Europe is squandering an important opportunity, Jyllands-Posten fears:

“In times when the key players - among them the two presidential candidates in the US - are moving towards protectionism, when global trade is stagnating and global economic growth and the labour market are suffering as a consequence, trade agreements are more important than ever. Since World War II free trade has hoisted hundreds of millions of people out of poverty by creating economic growth and jobs. It would be intolerable if a handful of populist Walloons were able to destroy a far-reaching free-trade agreement like this one, from which the great majority of true Europeans stand to benefit.”

De Morgen (BE) /

Ceta gets to the heart of the Europe debate

De Morgen defends the Walloons against all the criticism:

“What do they think they're doing? people across Europe are saying. We heard the same thing after the Ukraine referendum in the Netherlands, and after the Brexit vote. … Clearly representing the people is regarded as a threat to democracy. … The row over Ceta gets to the heart of the debate about European democracy.

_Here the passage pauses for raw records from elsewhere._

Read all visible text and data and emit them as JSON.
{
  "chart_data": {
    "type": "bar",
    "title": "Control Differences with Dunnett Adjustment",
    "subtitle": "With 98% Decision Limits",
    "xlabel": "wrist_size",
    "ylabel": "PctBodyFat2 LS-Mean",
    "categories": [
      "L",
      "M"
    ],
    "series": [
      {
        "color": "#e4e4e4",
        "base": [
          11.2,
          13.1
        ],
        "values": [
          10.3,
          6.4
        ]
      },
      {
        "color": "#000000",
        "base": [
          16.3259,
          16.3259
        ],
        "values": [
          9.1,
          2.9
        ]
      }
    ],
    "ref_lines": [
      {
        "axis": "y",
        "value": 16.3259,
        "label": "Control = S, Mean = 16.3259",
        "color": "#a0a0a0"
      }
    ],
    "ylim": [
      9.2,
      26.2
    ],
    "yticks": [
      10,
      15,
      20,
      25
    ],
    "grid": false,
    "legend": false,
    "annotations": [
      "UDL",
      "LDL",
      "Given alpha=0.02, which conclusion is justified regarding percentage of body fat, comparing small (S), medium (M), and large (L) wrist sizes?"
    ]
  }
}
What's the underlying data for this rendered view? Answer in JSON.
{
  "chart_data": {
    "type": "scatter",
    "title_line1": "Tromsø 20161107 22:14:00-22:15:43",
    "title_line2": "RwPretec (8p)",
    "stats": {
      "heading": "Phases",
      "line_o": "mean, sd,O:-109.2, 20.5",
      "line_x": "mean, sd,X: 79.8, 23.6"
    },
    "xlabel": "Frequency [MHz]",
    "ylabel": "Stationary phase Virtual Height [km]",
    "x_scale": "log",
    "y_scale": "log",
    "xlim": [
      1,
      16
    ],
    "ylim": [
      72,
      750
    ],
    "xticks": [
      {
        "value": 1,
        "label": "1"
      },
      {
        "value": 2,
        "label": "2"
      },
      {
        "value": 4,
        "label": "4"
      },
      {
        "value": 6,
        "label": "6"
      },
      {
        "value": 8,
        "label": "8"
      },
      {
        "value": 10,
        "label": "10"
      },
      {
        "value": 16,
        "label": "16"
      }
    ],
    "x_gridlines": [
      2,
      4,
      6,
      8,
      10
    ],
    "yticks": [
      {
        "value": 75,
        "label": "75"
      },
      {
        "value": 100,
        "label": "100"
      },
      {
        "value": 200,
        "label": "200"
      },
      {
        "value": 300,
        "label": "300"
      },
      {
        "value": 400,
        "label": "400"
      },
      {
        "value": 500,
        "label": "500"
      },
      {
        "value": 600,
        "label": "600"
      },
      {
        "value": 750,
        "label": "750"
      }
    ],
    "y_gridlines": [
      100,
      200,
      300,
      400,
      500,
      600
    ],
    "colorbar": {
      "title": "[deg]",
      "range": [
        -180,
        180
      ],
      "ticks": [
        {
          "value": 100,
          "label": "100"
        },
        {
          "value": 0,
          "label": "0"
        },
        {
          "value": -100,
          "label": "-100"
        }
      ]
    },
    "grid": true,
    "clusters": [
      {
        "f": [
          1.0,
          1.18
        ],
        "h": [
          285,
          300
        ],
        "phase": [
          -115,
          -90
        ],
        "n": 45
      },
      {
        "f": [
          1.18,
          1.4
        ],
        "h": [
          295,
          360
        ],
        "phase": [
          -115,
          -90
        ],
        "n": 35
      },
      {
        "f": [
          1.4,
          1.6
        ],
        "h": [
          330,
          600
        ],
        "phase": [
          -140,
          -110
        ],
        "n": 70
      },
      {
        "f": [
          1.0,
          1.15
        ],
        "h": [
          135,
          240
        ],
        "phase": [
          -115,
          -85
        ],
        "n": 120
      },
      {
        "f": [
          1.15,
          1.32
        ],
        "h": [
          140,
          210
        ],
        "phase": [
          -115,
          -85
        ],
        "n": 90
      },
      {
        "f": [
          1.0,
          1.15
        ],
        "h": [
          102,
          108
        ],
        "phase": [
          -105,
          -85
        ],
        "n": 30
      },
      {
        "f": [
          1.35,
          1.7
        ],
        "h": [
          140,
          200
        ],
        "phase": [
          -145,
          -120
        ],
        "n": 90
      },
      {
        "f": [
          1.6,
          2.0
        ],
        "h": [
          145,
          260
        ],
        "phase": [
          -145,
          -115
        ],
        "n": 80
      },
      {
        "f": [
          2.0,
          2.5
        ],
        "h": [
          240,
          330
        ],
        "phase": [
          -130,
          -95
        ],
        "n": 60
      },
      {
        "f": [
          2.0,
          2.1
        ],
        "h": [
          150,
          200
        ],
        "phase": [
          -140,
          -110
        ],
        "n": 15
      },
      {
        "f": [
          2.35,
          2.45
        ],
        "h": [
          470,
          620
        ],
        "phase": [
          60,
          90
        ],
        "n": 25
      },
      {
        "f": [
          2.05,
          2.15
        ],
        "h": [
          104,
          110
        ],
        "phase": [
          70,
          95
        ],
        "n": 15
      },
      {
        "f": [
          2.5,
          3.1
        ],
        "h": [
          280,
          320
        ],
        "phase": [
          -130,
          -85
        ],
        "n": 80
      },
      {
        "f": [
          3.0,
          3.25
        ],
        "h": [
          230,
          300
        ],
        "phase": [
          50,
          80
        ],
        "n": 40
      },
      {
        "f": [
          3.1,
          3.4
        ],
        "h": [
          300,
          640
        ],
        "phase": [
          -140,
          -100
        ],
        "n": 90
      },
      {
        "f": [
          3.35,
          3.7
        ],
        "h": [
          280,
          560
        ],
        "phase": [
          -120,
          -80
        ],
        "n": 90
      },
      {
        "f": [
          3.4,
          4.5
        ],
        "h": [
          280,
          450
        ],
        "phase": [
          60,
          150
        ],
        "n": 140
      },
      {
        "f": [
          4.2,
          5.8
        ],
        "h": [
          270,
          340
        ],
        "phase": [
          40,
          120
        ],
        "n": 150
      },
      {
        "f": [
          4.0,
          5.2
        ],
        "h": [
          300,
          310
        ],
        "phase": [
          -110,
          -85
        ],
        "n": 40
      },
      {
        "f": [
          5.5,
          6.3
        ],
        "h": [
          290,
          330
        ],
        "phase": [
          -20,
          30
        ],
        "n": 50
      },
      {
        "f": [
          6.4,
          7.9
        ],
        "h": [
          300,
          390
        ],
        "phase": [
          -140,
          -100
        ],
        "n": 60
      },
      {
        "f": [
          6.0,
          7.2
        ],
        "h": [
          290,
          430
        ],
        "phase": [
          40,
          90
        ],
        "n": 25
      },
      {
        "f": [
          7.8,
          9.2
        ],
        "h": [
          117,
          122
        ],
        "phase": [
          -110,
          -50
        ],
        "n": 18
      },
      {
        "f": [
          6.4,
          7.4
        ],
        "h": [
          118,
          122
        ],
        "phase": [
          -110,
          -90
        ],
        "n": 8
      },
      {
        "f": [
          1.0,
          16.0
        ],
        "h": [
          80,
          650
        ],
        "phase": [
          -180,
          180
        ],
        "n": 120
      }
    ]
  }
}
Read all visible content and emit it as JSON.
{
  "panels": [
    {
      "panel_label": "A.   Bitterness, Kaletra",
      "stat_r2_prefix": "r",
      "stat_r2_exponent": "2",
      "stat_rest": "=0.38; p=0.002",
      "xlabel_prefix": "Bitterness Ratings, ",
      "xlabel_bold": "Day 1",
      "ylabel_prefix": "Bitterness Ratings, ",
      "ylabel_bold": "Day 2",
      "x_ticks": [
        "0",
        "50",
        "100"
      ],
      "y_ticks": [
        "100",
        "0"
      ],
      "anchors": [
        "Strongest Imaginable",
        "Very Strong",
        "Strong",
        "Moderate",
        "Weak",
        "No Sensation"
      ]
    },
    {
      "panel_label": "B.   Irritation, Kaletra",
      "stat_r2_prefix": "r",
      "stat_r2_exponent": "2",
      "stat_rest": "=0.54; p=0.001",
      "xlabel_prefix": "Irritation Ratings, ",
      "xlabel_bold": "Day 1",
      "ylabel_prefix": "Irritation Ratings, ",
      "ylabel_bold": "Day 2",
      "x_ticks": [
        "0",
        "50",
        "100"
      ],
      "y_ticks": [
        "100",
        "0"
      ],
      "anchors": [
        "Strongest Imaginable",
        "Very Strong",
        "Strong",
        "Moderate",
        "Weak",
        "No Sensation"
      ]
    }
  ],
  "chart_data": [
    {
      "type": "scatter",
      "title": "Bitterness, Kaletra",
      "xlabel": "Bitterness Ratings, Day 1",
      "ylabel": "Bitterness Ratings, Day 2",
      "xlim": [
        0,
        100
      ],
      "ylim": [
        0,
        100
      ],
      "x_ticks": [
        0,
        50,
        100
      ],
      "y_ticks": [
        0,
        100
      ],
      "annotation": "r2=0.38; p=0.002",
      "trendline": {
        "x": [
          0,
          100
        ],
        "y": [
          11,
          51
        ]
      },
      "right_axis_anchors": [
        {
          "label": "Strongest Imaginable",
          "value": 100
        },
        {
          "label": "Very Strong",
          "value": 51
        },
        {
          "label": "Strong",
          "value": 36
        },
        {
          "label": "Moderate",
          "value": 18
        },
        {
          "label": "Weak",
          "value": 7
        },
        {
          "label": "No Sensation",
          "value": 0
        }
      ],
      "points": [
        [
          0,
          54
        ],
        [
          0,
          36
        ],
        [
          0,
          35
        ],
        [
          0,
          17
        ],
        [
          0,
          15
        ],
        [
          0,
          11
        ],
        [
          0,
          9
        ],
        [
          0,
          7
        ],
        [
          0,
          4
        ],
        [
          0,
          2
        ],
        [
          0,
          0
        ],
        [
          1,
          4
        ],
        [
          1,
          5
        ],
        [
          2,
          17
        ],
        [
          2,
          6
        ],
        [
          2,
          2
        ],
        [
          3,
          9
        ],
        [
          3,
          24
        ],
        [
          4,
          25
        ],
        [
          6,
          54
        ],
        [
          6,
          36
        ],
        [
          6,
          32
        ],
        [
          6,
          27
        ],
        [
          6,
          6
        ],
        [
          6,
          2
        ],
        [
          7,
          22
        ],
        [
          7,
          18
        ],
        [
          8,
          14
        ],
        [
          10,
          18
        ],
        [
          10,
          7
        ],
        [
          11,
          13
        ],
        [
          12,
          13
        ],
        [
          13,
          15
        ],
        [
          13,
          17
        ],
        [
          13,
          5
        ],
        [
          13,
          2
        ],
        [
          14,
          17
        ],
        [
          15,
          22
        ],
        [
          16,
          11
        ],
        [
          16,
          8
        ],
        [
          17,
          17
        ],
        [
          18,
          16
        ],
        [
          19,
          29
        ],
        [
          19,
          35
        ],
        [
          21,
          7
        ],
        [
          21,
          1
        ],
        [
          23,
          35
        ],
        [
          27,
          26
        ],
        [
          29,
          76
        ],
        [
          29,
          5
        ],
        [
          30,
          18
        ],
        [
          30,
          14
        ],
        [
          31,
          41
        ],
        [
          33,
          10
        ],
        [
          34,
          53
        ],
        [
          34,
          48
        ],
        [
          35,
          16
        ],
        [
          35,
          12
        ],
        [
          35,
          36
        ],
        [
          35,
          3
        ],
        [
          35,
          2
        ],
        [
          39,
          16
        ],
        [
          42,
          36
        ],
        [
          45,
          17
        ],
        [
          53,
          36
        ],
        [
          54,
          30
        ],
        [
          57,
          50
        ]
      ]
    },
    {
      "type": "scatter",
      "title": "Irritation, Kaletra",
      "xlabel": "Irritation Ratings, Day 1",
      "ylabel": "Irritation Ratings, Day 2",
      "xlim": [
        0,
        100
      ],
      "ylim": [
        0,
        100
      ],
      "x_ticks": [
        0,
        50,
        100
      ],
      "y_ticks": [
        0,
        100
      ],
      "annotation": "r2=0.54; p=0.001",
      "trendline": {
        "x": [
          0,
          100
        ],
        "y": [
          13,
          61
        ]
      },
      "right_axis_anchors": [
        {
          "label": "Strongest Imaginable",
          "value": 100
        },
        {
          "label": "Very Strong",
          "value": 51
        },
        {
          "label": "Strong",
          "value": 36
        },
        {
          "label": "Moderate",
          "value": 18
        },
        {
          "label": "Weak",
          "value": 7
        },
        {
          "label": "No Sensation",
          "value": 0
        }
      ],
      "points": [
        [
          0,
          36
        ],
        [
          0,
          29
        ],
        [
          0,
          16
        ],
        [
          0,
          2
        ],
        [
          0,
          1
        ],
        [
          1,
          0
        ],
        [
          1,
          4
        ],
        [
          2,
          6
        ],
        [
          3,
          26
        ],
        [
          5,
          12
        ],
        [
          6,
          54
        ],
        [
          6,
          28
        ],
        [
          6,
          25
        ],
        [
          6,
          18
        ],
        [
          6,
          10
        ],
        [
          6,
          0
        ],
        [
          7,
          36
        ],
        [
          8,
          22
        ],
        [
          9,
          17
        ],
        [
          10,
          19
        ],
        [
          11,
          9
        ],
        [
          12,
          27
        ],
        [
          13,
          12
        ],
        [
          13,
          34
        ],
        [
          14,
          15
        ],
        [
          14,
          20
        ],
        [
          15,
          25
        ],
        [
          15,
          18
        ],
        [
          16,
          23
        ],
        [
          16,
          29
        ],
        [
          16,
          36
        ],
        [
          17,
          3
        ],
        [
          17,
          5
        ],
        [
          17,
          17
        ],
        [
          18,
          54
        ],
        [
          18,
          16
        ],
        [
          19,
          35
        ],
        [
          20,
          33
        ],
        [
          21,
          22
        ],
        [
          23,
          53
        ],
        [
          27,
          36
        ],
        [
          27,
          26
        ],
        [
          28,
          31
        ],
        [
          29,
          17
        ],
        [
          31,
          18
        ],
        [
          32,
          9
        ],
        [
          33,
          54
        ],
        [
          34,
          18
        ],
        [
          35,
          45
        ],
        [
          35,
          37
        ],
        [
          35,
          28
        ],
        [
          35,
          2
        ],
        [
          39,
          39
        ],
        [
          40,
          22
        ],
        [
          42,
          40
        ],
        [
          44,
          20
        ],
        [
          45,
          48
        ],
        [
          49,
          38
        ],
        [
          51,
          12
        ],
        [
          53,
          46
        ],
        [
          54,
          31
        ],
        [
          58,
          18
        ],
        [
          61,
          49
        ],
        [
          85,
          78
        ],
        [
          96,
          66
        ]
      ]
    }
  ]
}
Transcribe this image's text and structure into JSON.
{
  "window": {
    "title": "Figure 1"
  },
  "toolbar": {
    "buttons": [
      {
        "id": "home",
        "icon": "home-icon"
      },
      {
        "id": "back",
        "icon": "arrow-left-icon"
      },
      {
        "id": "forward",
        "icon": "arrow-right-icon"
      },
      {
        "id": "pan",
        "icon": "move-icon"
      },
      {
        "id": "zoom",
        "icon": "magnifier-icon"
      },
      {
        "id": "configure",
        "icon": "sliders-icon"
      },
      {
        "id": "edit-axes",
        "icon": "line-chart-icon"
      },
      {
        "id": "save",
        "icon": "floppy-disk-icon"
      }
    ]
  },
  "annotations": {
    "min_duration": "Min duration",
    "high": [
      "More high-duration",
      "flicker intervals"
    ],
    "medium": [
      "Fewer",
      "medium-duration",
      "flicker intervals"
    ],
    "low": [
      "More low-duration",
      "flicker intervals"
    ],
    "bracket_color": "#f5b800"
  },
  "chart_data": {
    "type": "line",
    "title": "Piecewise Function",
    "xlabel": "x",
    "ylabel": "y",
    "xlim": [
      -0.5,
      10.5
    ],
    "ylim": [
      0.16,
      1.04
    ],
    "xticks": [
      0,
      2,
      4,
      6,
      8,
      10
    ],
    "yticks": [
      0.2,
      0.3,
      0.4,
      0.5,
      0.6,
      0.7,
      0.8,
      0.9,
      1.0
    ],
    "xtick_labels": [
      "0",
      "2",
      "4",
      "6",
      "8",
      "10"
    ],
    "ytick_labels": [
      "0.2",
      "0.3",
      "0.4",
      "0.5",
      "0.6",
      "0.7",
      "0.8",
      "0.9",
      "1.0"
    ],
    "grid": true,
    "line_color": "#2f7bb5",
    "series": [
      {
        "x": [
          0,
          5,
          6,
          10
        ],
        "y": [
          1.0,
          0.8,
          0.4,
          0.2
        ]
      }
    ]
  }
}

Should a member state - or part of a member state - say no when 'Europe' has already said yes? … Whether the Twitter economists like it or not, such 'classic' agreements are no longer supported by a growing section of the European population. The opposition to mega-treaties comes from all kinds of groups, from eurosceptic right-wing populists to red-green voters. … Either legitimate criticism continues to be suppressed or the day will come when the European project really is torpedoed at the polls - as was already the case in England.”